Zarówno Microsoft, jak i Sony obiecały nam wraz z nową generacją szereg ulepszeń graficznych, które pozwolą nam zrobić skok w jakości wizualnej na konsoli. To był on ray tracinglub śledzenie promieni, niezwykle atrakcyjną funkcję, ale wygląda na to, że nie będzie jej tam tak długo, jak długo będziemy się jej spodziewać.
Demon's Souls kończą się odbicia
Jedną z gier, która robi najwięcej hałasu w katalogu powitalnym PlayStation 5, jest Demoniczne dusze. Tytuł Bluepoint ponownie sprawi, że będziemy cieszyć się jego niepowtarzalnym gatunkiem, tak jak to miało miejsce na PlayStation 3, z remake'iem, który wygląda spektakularnie i przyciągnął uwagę wszystkich fanów sagi. Nie będzie to jednak tak spektakularne, jak mogłoby się wydawać.
Problem będzie w tym, że gra, choć wygląda świetnie, mogłaby wyglądać jeszcze lepiej, skoro twórcy zdecydowali się nie uwzględniać efektów ray tracingu.
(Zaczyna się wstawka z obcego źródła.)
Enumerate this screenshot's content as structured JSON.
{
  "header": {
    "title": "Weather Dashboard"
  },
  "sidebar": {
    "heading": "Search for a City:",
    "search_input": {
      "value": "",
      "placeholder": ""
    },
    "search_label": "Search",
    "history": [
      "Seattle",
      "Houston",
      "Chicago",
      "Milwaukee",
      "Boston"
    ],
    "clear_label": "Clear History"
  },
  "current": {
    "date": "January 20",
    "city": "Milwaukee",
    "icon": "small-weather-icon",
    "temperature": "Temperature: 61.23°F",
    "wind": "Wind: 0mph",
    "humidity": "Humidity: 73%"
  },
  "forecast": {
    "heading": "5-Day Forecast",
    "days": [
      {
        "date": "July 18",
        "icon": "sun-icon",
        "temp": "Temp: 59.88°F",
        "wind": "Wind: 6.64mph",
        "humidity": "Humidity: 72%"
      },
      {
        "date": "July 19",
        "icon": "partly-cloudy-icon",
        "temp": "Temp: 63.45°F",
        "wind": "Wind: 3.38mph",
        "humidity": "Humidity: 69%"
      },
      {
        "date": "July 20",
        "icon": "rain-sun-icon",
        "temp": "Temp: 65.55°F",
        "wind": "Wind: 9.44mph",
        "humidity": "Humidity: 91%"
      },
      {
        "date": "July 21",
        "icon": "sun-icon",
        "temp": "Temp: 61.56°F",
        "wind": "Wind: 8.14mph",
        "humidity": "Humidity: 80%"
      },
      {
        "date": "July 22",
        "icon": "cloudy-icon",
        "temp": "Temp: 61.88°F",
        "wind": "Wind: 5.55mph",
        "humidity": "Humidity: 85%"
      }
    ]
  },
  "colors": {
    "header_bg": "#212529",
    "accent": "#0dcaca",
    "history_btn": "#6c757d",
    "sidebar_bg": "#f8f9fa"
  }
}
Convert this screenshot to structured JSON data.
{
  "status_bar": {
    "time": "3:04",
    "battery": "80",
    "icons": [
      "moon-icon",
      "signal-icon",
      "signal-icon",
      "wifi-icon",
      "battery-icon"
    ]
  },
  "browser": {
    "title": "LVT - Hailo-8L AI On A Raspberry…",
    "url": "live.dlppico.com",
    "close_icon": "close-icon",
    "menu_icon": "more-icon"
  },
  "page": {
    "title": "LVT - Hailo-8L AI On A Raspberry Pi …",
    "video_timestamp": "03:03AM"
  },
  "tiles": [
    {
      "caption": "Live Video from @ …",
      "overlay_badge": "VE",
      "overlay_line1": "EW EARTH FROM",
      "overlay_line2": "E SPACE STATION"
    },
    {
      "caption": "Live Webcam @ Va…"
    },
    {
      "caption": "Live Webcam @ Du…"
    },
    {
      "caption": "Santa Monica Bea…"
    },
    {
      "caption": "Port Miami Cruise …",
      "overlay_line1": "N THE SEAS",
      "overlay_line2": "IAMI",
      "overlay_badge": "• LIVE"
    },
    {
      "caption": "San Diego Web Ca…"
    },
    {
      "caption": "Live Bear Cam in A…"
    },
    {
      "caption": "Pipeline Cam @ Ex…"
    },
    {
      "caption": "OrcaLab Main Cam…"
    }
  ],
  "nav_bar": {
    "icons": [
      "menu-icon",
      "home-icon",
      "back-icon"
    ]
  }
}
Tego możemy się dowiedzieć dzięki wywiadowi przeprowadzonemu przez chłopaków z Level Up, którzy po rozmowie z dyrektorem kreatywnym Demon’s Souls, Gavonem Moore’em, potwierdzili, że technologia ray tracingu została odrzucona, by skupić się na innych aspektach gry.
Kwestia optymalizacji i kosztów
Według samego managera zespół wykluczył możliwość wdrożenia ray tracingu po prostu ze względu na optymalizację czasu i kosztów rozwoju. „Jak każde inne ulepszenie graficzne ma swoją cenę. Gdybyśmy zaimplementowali ray tracing w grze, oznaczałoby to, że musielibyśmy coś pominąć. Tworzenie gier ma ograniczony czas”.
PS5 poradzi sobie z tym bez problemów
Te słowa służą też rozwianiu wszelkich wątpliwości dotyczących implementacji ray tracingu na PlayStation 5. Moore potwierdził, że PS5 jest w stanie w pełni przenieść tę technologię, ale tutaj w tym przypadku doszukiwano się bardziej perfekcji w innych aspektach, bardziej niż zawierać wizualne zawijasy.
Czas jest złoty
To coś, co już zaczynamy dostrzegać w niektórych grach. W przypadku Devil May Cry 5 Capcom zdecydował się na pozostawienie Xboksa Series S bez tej funkcjonalności, co mogłoby sugerować, że wynika to z potencjału samej konsoli, ale można to wykluczyć, biorąc pod uwagę że Watch Dogs: Legion zaoferuje ray tracing na małej konsoli.
W związku z tym stajemy przed wymogiem technicznym, który wymaga większej liczby godzin pracy, a co za tym idzie, większych wydatków w okresie produkcyjnym, więc zobaczymy, które firmy są skłonne wziąć na siebie te koszty, aby ich gry wyglądały nieco bardziej efektownie.
A Ty cenisz sobie włączenie ray tracingu do gier? Biorąc pod uwagę, że było to obiecane z nowymi konsolami… to normalne, że jest uwzględnione, prawda?